96 Views Asked by At

I have been struggling with deriving a gradient in matrix form for the following function. (w.r.t. $w$)

$$ H(w) = \sum_{i = 1}^{n} p(y_i - x_i^T*w) \log (p(y_i - x_i^T w)) $$

where $$p(x)$$ is the Gaussian,

$$ p(x) = \frac{1}{\sqrt{2 \pi \sigma^2}} \exp(-\frac{x}{2 \sigma^2}) $$

$X$ is $n \times m$, $y$ is $n \times 1$ and $w$ is $m \times 1$

So far I have used the chain rule to figure out the derivative but the dimensions do not add up if I want the gradient for $w$. How can I obtain this gradient w.r.t. $w$?

1

There are 1 best solutions below

0
On

Let $z = y - X w $ (where $y,z,w$ are column vectors)

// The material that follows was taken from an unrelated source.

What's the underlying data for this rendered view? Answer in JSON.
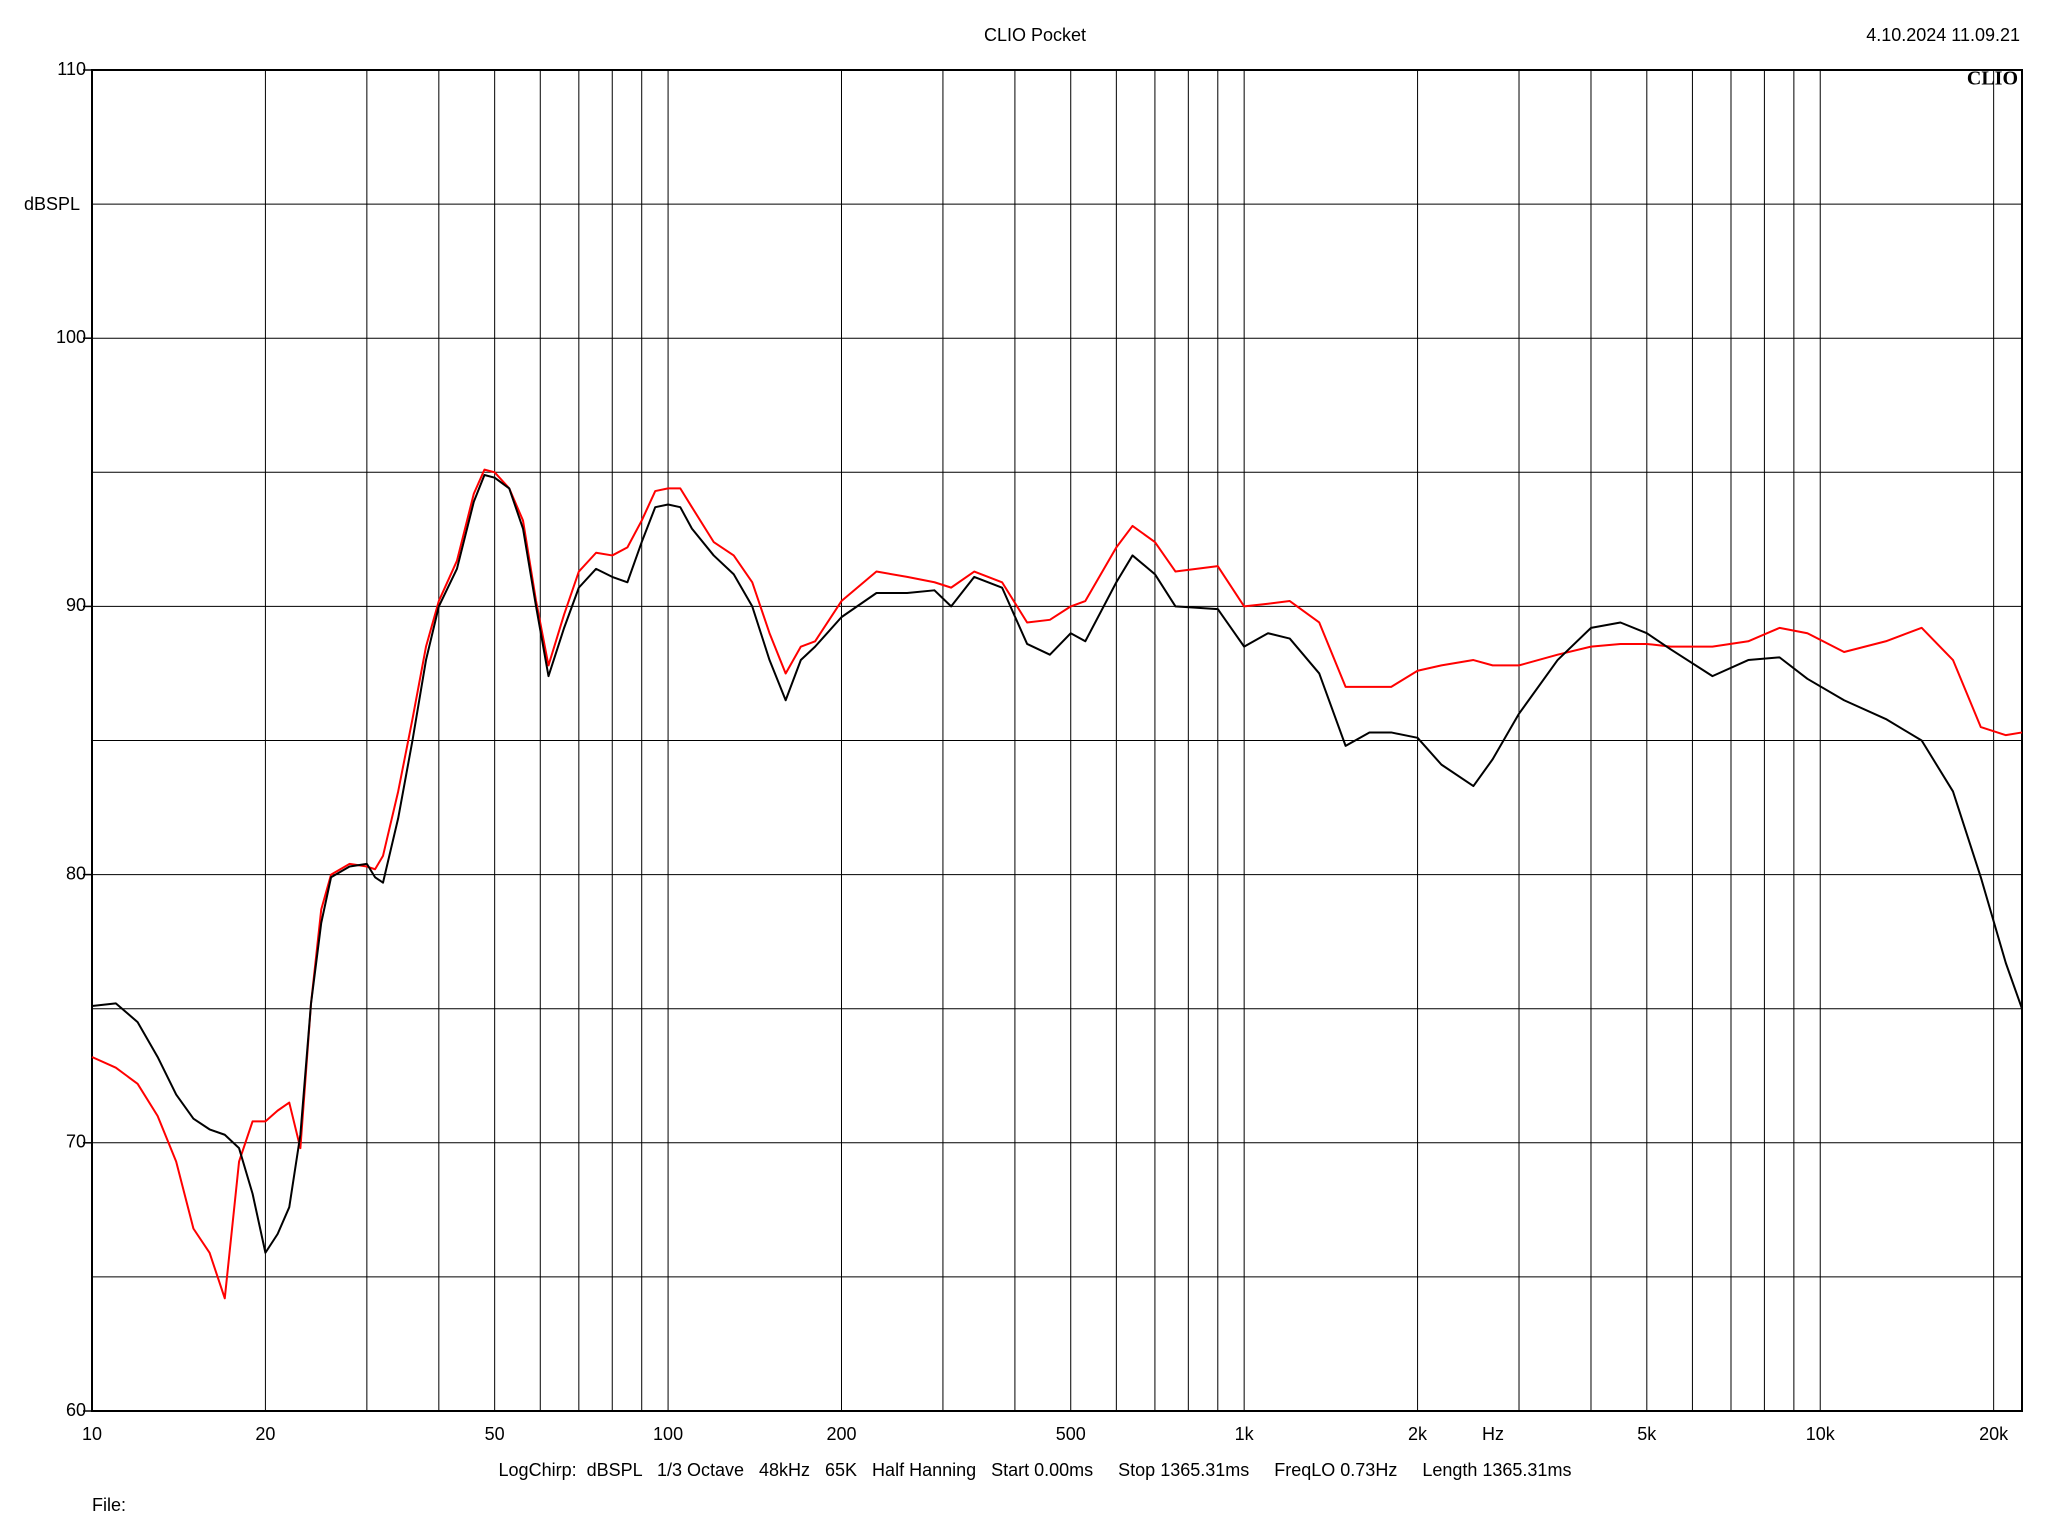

Then $z_i = y_i - \sum_j w_j X_{i,j} = y_i-x_i^T w $ (where $x_i$ is the $i-$ row of $X$) and $$\frac{\partial z_i }{\partial w_j}=-X_{i,j}$$

Recall that $ (p \log p) ' = (\log p +1) p'$

Then $$\frac{\partial H(w)}{\partial w_j}= - \sum_i (\log(p(z_i)+1) \frac{\partial p(z_i)}{\partial z_i} X_{i,j} $$

$$\frac{\partial H(w)}{\partial w} = - X^T s$$

where $s_i = (\log(p(z_i)+1) \frac{\partial p(z_i)}{\partial z_i}$

Can you go on from here?